Omega-6 fats are found at high levels in many of the oil seed crops that we now consume and are also present in the meat of farm-reared, grain-fed livestock. But wild ruminants (i.e. deer, elk, and antelope) and grass-fed livestock have greater amounts of omega-3 fatty acids and an omega-6:omega-3 fatty acid ratio of about 2 to 1.1 Omega-3 fats are found at high levels in flax oils, fish liver oils, and cold-water fish body oils. The problem is, our modern diet is low in good sources of omega-3 fats, and very high in vegetable oils, and grain-fed beef, pork and poultry which are high in omega-6 fats (previous studies have reported ratios greater than 5:1 for the meat from grain-fed animals1).
Many scientists believe that these changes in the ratios may be responsible for the increase in inflammatory-related diseases including asthma, allergic rhinitis, diabetes, cardiovascular disease and inflammatory joint disease.
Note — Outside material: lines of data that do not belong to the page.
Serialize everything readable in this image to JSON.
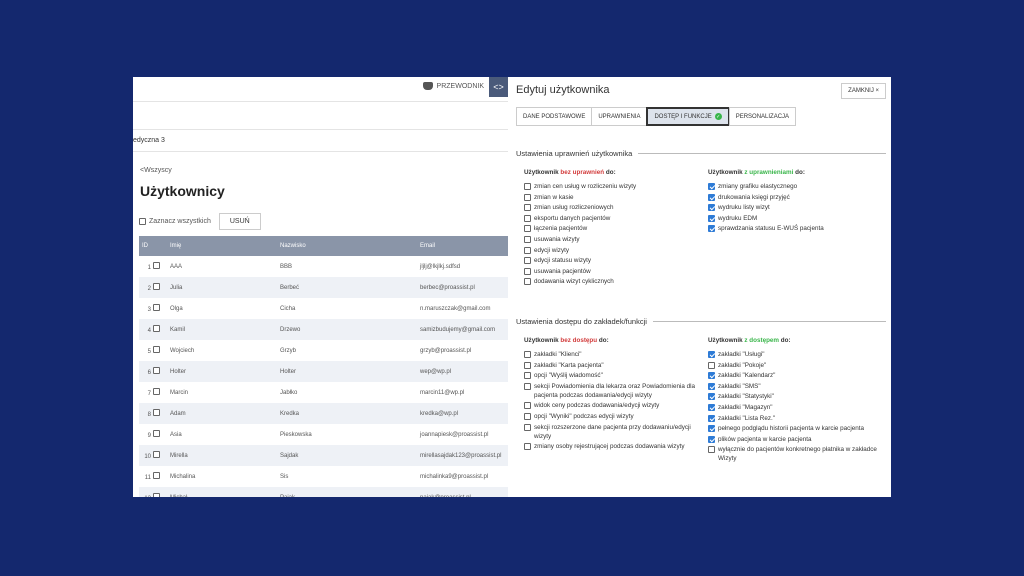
{
  "left": {
    "guide_label": "PRZEWODNIK",
    "toggle_icon": "code-toggle-icon",
    "breadcrumb_text": "edyczna 3",
    "back_link": "<Wszyscy",
    "title": "Użytkownicy",
    "select_all_label": "Zaznacz wszystkich",
    "delete_label": "USUŃ",
    "columns": [
      "ID",
      "Imię",
      "Nazwisko",
      "Email"
    ],
    "rows": [
      {
        "id": "1",
        "first": "AAA",
        "last": "BBB",
        "email": "jljlj@lkjlkj.sdfsd"
      },
      {
        "id": "2",
        "first": "Julia",
        "last": "Berbeć",
        "email": "berbec@proassist.pl"
      },
      {
        "id": "3",
        "first": "Olga",
        "last": "Cicha",
        "email": "n.maruszczak@gmail.com"
      },
      {
        "id": "4",
        "first": "Kamil",
        "last": "Drzewo",
        "email": "samizbudujemy@gmail.com"
      },
      {
        "id": "5",
        "first": "Wojciech",
        "last": "Grzyb",
        "email": "grzyb@proassist.pl"
      },
      {
        "id": "6",
        "first": "Holter",
        "last": "Holter",
        "email": "wep@wp.pl"
      },
      {
        "id": "7",
        "first": "Marcin",
        "last": "Jabłko",
        "email": "marcin11@wp.pl"
      },
      {
        "id": "8",
        "first": "Adam",
        "last": "Kredka",
        "email": "kredka@wp.pl"
      },
      {
        "id": "9",
        "first": "Asia",
        "last": "Pieskowska",
        "email": "joannapiesk@proassist.pl"
      },
      {
        "id": "10",
        "first": "Mirella",
        "last": "Sajdak",
        "email": "mirellasajdak123@proassist.pl"
      },
      {
        "id": "11",
        "first": "Michalina",
        "last": "Sis",
        "email": "michalinka9@proassist.pl"
      },
      {
        "id": "12",
        "first": "Michał",
        "last": "Pająk",
        "email": "pajak@proassist.pl"
      }
    ]
  },
  "right": {
    "title": "Edytuj użytkownika",
    "close_label": "ZAMKNIJ ×",
    "tabs": [
      {
        "label": "DANE PODSTAWOWE",
        "active": false
      },
      {
        "label": "UPRAWNIENIA",
        "active": false
      },
      {
        "label": "DOSTĘP I FUNKCJE",
        "active": true
      },
      {
        "label": "PERSONALIZACJA",
        "active": false
      }
    ],
    "tab_badge_icon": "check-badge-icon",
    "permissions": {
      "title": "Ustawienia uprawnień użytkownika",
      "without": {
        "prefix": "Użytkownik ",
        "highlight": "bez uprawnień",
        "suffix": " do:",
        "items": [
          "zmian cen usług w rozliczeniu wizyty",
          "zmian w kasie",
          "zmian usług rozliczeniowych",
          "eksportu danych pacjentów",
          "łączenia pacjentów",
          "usuwania wizyty",
          "edycji wizyty",
          "edycji statusu wizyty",
          "usuwania pacjentów",
          "dodawania wizyt cyklicznych"
        ]
      },
      "with": {
        "prefix": "Użytkownik ",
        "highlight": "z uprawnieniami",
        "suffix": " do:",
        "items": [
          "zmiany grafiku elastycznego",
          "drukowania księgi przyjęć",
          "wydruku listy wizyt",
          "wydruku EDM",
          "sprawdzania statusu E-WUŚ pacjenta"
        ]
      }
    },
    "access": {
      "title": "Ustawienia dostępu do zakładek/funkcji",
      "without": {
        "prefix": "Użytkownik ",
        "highlight": "bez dostępu",
        "suffix": " do:",
        "items": [
          "zakładki \"Klienci\"",
          "zakładki \"Karta pacjenta\"",
          "opcji \"Wyślij wiadomość\"",
          "sekcji Powiadomienia dla lekarza oraz Powiadomienia dla pacjenta podczas dodawania/edycji wizyty",
          "widok ceny podczas dodawania/edycji wizyty",
          "opcji \"Wyniki\" podczas edycji wizyty",
          "sekcji rozszerzone dane pacjenta przy dodawaniu/edycji wizyty",
          "zmiany osoby rejestrującej podczas dodawania wizyty"
        ]
      },
      "with": {
        "prefix": "Użytkownik ",
        "highlight": "z dostępem",
        "suffix": " do:",
        "items": [
          "zakładki \"Usługi\"",
          "zakładki \"Pokoje\"",
          "zakładki \"Kalendarz\"",
          "zakładki \"SMS\"",
          "zakładki \"Statystyki\"",
          "zakładki \"Magazyn\"",
          "zakładki \"Lista Rez.\"",
          "pełnego podglądu historii pacjenta w karcie pacjenta",
          "plików pacjenta w karcie pacjenta",
          "wyłącznie do pacjentów konkretnego płatnika w zakładce Wizyty"
        ],
        "checked": [
          true,
          false,
          true,
          true,
          true,
          true,
          true,
          true,
          true,
          false
        ]
      }
    }
  },
  "colors": {
    "background": "#14286e",
    "table_header": "#8a95a8",
    "checkbox_on": "#2e7bd6",
    "red": "#d23b3b",
    "green": "#39b54a"
  }
}
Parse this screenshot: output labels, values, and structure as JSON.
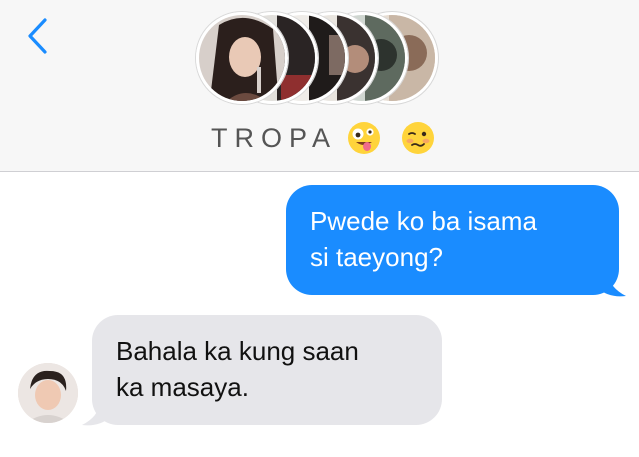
{
  "header": {
    "back_icon": "chevron-left-icon",
    "group_title": "TROPA",
    "title_emojis": [
      "zany-face-emoji",
      "woozy-face-emoji"
    ],
    "participant_count_shown": 6
  },
  "messages": [
    {
      "direction": "outgoing",
      "text_line1": "Pwede ko ba isama",
      "text_line2": "si taeyong?"
    },
    {
      "direction": "incoming",
      "text_line1": "Bahala ka kung saan",
      "text_line2": "ka masaya."
    }
  ],
  "colors": {
    "accent": "#1a8cff",
    "outgoing_bubble": "#1a8cff",
    "incoming_bubble": "#e6e6ea",
    "header_bg": "#f7f7f7",
    "title_text": "#555555"
  }
}
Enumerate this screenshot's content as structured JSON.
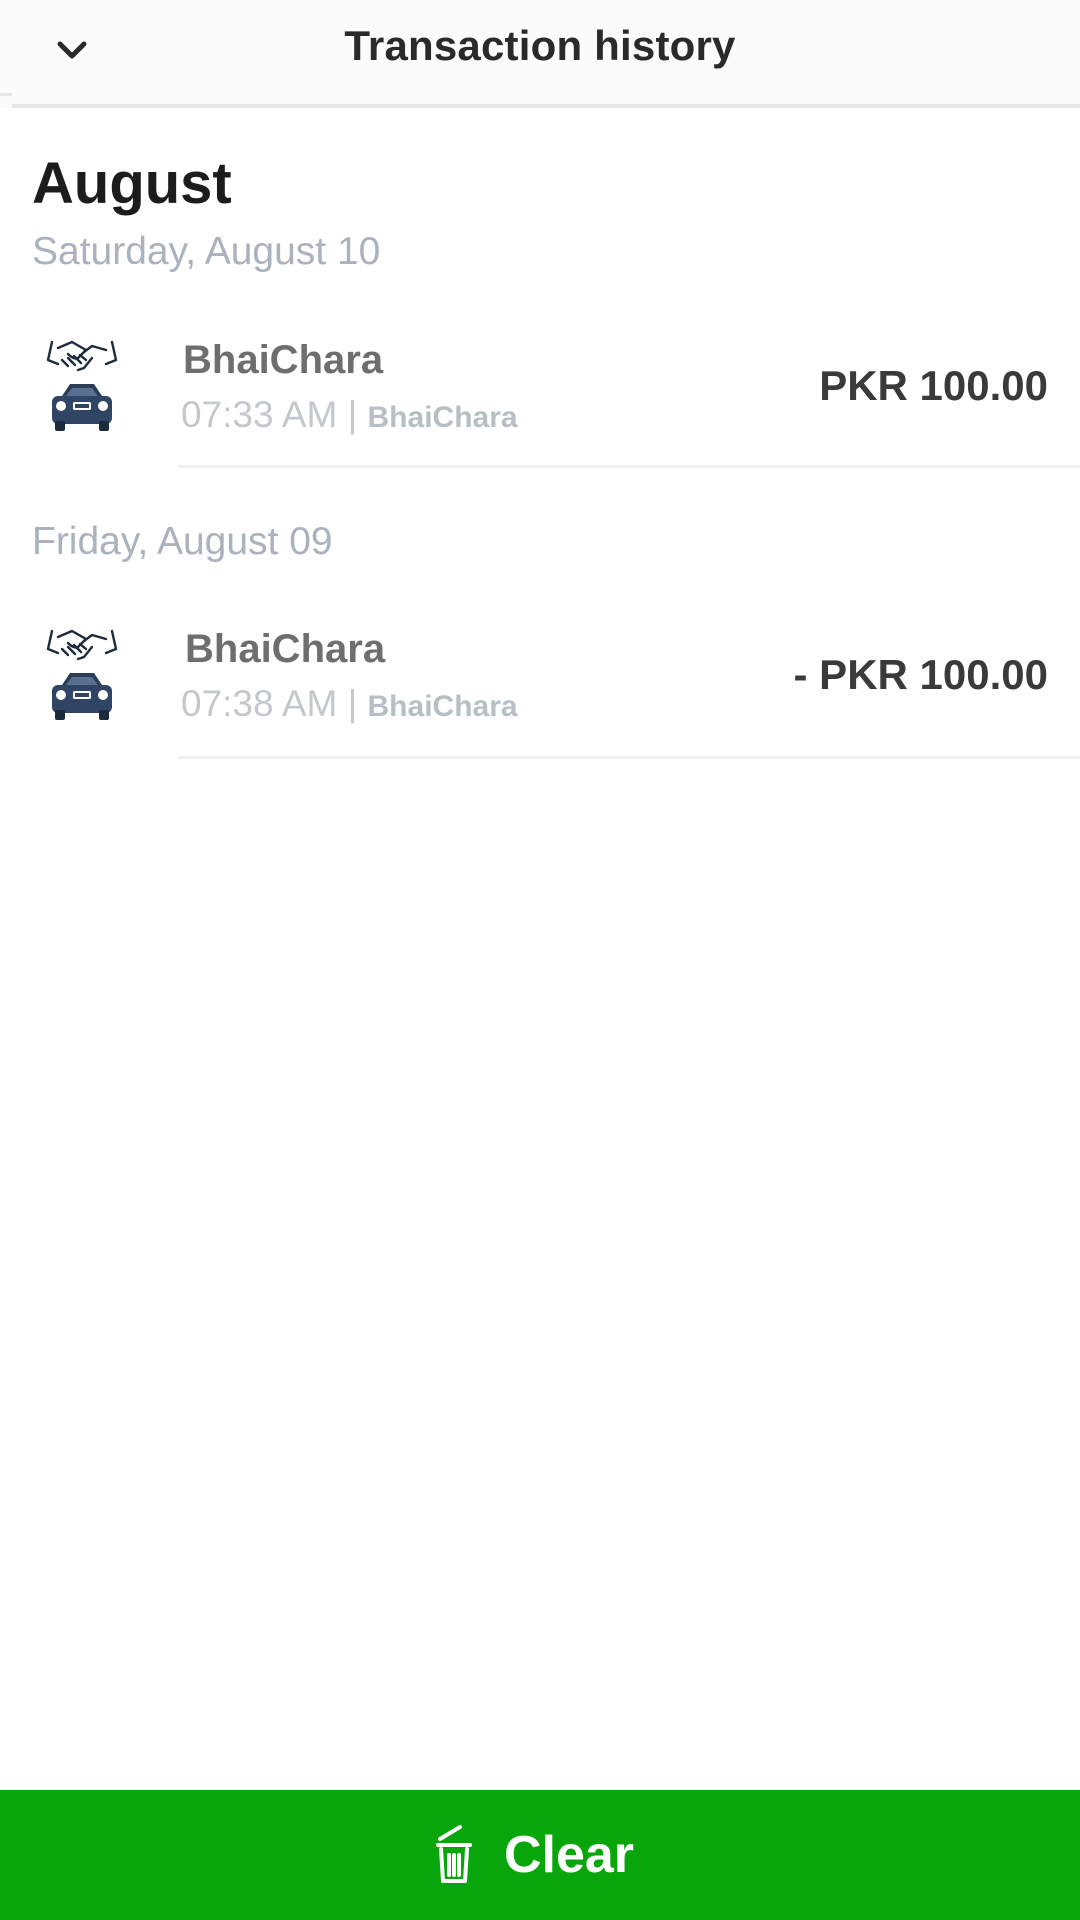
{
  "header": {
    "title": "Transaction history",
    "back_icon": "chevron-down-icon"
  },
  "month": "August",
  "groups": [
    {
      "day": "Saturday, August 10",
      "transactions": [
        {
          "name": "BhaiChara",
          "time": "07:33 AM |",
          "source": "BhaiChara",
          "amount": "PKR 100.00",
          "icon": "handshake-car-icon"
        }
      ]
    },
    {
      "day": "Friday, August 09",
      "transactions": [
        {
          "name": "BhaiChara",
          "time": "07:38 AM |",
          "source": "BhaiChara",
          "amount": "- PKR 100.00",
          "icon": "handshake-car-icon"
        }
      ]
    }
  ],
  "footer": {
    "clear_label": "Clear",
    "clear_icon": "trash-icon",
    "accent_color": "#09a60b"
  }
}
One mechanism that has been proposed to explain the relationship between changes in these fatty acid ratios and increased inflammation is that omega-3 fatty acids can be converted into molecules that suppress inflammation, whereas omega-6 fatty acids are converted into inflammatory molecules. So shifting the balance of omega-6 and omega-3 fatty acids in favour of omega-6 fatty acids may result in an increase in the overall inflammatory state of the body. Omega-3 fatty acids have also been shown to enhance the production of resolvins and protectins which are two types of fats derived from omega-3 fatty acids that may help to dampen and resolve inflammation.3
A new way in which fatty acids may reduce inflammation
Researchers led by Floyd Chilton, writing in The Journal of Biological Chemistry, carried out a study to try and understand other possible ways in which changes in the ratio of these fatty acids might have an influence on inflammation.4 To do this, they took 27 healthy humans and fed them a controlled diet with a 2:1 ratio of omega-6:omega-3 fats to mimic the ancestral diet, and then measured the activity of certain genes and markers of inflammation. The research team found a significant drop in the levels of substances involved in inflammation, including PI3K proteins (these proteins have long been considered promising drug targets for the treatment of inflammatory disorders).
This is the first study in humans suggesting the possibility that the ratio of fats we eat could be affecting the activity of our genes, and that consuming a diet mimicking the omega-6:omega-3 fatty acid ratios of early humans may have an anti-inflammatory effect and help to reduce the incidence of inflammatory diseases.
1. Cordain L, Watkins BA, Florant GL, Kelher M, Rogers L, and Li Y. Fatty acid analysis of wild ruminant tissues: evolutionary implications for reducing diet-related chronic disease. EJCN 2002; 56:181-191.
2. Cordain L, Eaton SB, Brand Miller J, Mann N, and Hill K. The paradoxical nature of hunter-gatherer diets: meat-based, yet non-atherogenic. EJCN 2002; 56: S42-S52.
3. Serhan CN, Hong S, Gronert K, Colgan SP, Devchand PR, Mirick G, and Moussignac RL. Resolvins: a family of bioactive products of omega-3 fatty acid transformation circuits initiated by aspirin treatment that counter proinflammation signals. J Exp Med 2002; 196:1025-37.
4. Weaver KL, Ivester P, Seeds M, Case LD, Arm JP, and Chilton FH. Effect of dietary fatty acids on inflammatory gene expression in healthy humans. J Biol Chem 2009; 284:15400-7.